Kelly King is a recent graduate from the Masters of Environmental Studies program at York University. Her major research focused on settler responsibilities to treaties and education through community arts practices. Kelly worked at the Gardiner this past summer with the Community Arts Space program. She is interested in furthering her work to examine the intersections of art, social justice organizing, and Indigenous rights.

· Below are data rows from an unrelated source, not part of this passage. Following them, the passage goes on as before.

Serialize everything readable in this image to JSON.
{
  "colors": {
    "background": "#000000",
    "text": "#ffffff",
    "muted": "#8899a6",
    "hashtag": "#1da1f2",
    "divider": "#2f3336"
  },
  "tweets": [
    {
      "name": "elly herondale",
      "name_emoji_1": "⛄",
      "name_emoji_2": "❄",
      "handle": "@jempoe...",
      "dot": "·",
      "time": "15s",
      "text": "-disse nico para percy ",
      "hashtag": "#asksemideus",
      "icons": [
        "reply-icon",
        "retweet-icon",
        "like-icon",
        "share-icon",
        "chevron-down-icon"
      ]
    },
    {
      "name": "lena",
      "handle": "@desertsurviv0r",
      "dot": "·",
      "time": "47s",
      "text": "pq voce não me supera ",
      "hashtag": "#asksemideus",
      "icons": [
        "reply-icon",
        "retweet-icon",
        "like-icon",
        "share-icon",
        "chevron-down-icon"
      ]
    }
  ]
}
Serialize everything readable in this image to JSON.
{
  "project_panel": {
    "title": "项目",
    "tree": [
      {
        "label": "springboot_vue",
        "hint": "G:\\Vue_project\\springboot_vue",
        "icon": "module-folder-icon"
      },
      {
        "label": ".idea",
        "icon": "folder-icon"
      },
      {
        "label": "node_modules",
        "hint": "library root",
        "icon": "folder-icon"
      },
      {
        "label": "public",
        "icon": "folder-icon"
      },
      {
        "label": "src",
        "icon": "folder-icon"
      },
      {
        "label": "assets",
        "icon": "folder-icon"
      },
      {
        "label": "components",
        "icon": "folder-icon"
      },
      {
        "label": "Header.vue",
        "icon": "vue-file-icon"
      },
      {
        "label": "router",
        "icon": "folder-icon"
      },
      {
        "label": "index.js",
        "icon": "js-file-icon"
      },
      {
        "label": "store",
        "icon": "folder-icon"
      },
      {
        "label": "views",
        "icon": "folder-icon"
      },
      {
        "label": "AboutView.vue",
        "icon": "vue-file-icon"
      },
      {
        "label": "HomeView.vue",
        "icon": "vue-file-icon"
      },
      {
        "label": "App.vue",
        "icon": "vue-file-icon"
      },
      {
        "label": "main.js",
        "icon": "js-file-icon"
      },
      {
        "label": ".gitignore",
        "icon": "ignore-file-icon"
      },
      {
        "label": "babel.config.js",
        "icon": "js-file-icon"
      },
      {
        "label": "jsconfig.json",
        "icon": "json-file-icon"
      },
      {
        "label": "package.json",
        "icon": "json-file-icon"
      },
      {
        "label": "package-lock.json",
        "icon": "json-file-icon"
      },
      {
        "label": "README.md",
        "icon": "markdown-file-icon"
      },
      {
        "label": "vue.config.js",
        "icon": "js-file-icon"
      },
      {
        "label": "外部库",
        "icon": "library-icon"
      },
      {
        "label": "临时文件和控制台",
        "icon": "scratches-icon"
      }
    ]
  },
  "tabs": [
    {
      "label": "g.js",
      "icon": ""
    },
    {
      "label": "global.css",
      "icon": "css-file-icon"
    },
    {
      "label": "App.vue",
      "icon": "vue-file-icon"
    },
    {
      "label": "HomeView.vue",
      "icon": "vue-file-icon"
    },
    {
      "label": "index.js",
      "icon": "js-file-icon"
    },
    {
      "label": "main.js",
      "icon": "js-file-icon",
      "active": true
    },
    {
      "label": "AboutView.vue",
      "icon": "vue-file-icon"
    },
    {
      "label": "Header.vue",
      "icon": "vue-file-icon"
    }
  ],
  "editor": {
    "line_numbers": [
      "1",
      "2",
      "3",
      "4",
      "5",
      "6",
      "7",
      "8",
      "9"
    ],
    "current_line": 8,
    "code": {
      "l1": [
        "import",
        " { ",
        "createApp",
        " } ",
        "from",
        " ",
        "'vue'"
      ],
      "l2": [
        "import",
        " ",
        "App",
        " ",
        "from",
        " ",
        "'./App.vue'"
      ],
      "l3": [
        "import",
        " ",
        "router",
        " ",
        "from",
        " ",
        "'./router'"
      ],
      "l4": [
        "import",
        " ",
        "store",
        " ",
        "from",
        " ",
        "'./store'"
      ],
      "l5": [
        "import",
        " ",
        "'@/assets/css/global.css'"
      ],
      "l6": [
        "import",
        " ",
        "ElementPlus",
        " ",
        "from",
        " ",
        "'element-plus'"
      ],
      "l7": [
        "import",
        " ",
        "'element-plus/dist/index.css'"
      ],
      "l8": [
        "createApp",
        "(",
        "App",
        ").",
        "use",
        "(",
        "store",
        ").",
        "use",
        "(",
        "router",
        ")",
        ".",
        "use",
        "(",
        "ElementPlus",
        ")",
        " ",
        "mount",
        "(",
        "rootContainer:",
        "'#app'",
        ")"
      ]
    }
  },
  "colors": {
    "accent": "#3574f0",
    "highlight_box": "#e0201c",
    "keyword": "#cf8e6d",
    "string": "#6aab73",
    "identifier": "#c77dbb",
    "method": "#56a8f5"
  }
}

Mikiki is a queer video and performance artist from Newfoundland. They attended NSCAD and Concordia before returning to St. John’s to work as Programming Coordinator at Eastern Edge Gallery. Mikiki has worked as Gay Men’s Sexual Health Outreach Worker in Ottawa, HIV Educator in Montreal, the Poz Prevention Coordinator at Toronto People With AIDS Foundation, and now runs a harm reduction street outreach program and provides HIV testing for a community health centre. Mikiki—who identifies as a mixed White/Indigenous person of Mi’kmaq, Acadian, and Irish heritage—addressed issues of identity and colonization through original choreography performed on a foundation of wet clay in NU_FORuMS, their performance-based project for the Gardiner’s Community Arts Space program.

Presenting Partners

Akin Projects is an arts programming organization and registered nonprofit established for the purpose of providing both creative and professional development opportunities to members of Toronto’s artistic and cultural community. They have offered services to almost 5,000 individuals since our inception in 2015, including workshops, monthly art critiques, gallery tours, and open studio events.

Craft Ontario

Craft Ontario is a not-for-profit service organization that works to have craft recognized as a valuable part of life. We promote and celebrate professional craft through providing member opportunities, and advocate for craft practice by educating and empowering diverse audiences.

Sheridan Ceramics offers hands-on learning in one of Canada’s leading Ceramics studios.  As part of the Sheridan Craft and Design program, Ceramics is one area of emphasis within an interdisciplinary Bachelor of Craft and Design degree program.  Faculty are experts in the field and work collaboratively to help students explore a full range of processes and techniques with an awareness of contemporary ideas and community. The focus is on innovative approaches to clay in classes that are designed to stretch the student’s skills, and explore the material and processes.